In from Main Street and away from the salt air that fluttered toward it like a curtain’s fringe, a paltry, sordid stretch of lights; a road much rutted by last summer’s traffic; a straggling array of shops, saloons, dim and bedraggled with the rain—the heart of Harriet, Long Island. And then, a narrow street, loomed over by great oaks and screening cedars alien in this regardless majesty of Nature to the pot-like, worried houses that lay back in it, making their presence known with faint streaks of lights that fretted the calm gloom like human breath in a black dungeon. Beyond, scarce glimpsed, a rising motley of blue snow and rock,—a meadow. And just before this termination, where a sharp street-lamp ceased to blink against the vapors and the trees stopped,—the House. Irregular flagstones as a path to it through oozing sod that would be unkempt grass in June. A leak of orange lamp-light through the porch; another, faint from the upper story; a stocky shadow of façade, thrust in the more minor darkness.

This was the spot upon which Quincy was born.

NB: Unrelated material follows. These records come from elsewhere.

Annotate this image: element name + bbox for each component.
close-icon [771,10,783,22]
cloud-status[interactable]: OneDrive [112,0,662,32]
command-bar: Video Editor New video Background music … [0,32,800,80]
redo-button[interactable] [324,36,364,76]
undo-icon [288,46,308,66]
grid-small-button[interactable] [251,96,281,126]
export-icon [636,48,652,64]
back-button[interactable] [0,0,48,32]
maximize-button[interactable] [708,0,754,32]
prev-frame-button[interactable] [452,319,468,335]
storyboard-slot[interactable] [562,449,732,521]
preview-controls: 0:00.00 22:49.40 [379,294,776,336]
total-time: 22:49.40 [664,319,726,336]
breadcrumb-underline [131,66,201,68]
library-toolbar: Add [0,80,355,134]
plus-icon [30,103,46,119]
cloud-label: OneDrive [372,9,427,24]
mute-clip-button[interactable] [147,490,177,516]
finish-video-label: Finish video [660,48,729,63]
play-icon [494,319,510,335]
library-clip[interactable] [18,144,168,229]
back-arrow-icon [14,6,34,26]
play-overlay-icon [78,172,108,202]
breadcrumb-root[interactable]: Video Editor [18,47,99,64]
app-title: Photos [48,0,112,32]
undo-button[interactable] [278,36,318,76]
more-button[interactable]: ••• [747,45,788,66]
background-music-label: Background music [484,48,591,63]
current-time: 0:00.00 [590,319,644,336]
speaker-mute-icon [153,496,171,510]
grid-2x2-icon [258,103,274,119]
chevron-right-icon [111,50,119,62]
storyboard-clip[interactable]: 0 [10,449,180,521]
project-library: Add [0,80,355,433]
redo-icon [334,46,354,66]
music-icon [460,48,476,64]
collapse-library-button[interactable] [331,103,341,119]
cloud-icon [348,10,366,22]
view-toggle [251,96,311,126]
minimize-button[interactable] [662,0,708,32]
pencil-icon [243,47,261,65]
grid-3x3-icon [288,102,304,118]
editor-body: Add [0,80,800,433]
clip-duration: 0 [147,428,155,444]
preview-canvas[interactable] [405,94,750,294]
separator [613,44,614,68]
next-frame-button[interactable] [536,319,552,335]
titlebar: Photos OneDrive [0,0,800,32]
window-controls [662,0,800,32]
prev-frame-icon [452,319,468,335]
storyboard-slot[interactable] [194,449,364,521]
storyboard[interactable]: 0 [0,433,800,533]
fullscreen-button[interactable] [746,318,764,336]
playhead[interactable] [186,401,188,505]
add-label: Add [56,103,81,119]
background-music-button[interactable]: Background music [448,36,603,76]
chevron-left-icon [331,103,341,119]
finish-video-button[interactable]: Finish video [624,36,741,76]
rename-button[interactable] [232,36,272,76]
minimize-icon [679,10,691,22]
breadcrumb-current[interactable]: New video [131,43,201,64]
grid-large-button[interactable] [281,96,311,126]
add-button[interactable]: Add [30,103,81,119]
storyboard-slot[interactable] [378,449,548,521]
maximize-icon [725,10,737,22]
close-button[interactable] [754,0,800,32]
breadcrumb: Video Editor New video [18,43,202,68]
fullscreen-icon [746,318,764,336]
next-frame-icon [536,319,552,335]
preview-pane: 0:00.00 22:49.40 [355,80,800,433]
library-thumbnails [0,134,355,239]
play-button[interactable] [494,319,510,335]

A horse plodded down the street, the elastic beat of hoofs against the slough of mud. A lamp in revolt against the drizzling night, which it seemed somehow to fend off from its scant radiance, threw a glimpse upon the horse’s steaming form. He dragged a buggy sealed in rubber coverings; the reins passed over the drenched flap whence came the gleam in the swift lamp-light of two heavy hands. Without guidance, the horse turned up the carriage path at the side of the House, eagerly, while his load, rattling over the slight break from the street, mounted after. The stable door was open and they drew in—the snort of horse, the crush of wheels, the damp pungence of it all, a note of comfort against the weather. Josiah Burt unknit the rubber flap and emerged laboriously. He was a huge, heavy man with eyes that shone bright even by the dim glamor of two smoking lamps. Tenderly, he unharnessed his horse, rubbed him down, prodded his soft nose with a gesture of affection and let him trot clanking and neighing to his stall, with a slap on his haunch. And then, while the brute settled with crunch and snort and hoof-tramp to his meal, Josiah Burt swung a blurred lantern from its hook. Where had been a sharp interplay of orange fields and shooting shadows, blackness now rushed in as the man went out. He slid the door shut, bolted it and made his way, humming a tune.

The dining room was a low, long apartment muffled with portières faded brown from red, and with coarse grey curtains that had been white. At the table, sat five children. There were two empty places, one for the father, one for Mrs. Cripper, who always took charge of the Burt household while Sarah was upstairs adding another to it or recuperating from the drain of the effort. Before this place steamed a broad dish of corn beef, and over it was the plentiful figure of a woman whose prim, dark blue dress seemed in curious contrast to her beefy arms, her round florid face and the little ringlets of hair that stood awry like relics of coquetry after a long dousing. Josiah thrust through the portières and silently sat down.

Then, “How’s everything, Christine?” he asked.

“Why don’t you go upstairs first to Sarah and find out?”

“After’ll do,” the man grunted.

The children agreed. They were waiting for their dinner.

Mrs. Cripper dished out a plate-full and called Sylvia, the eldest, with a smile: “Here.”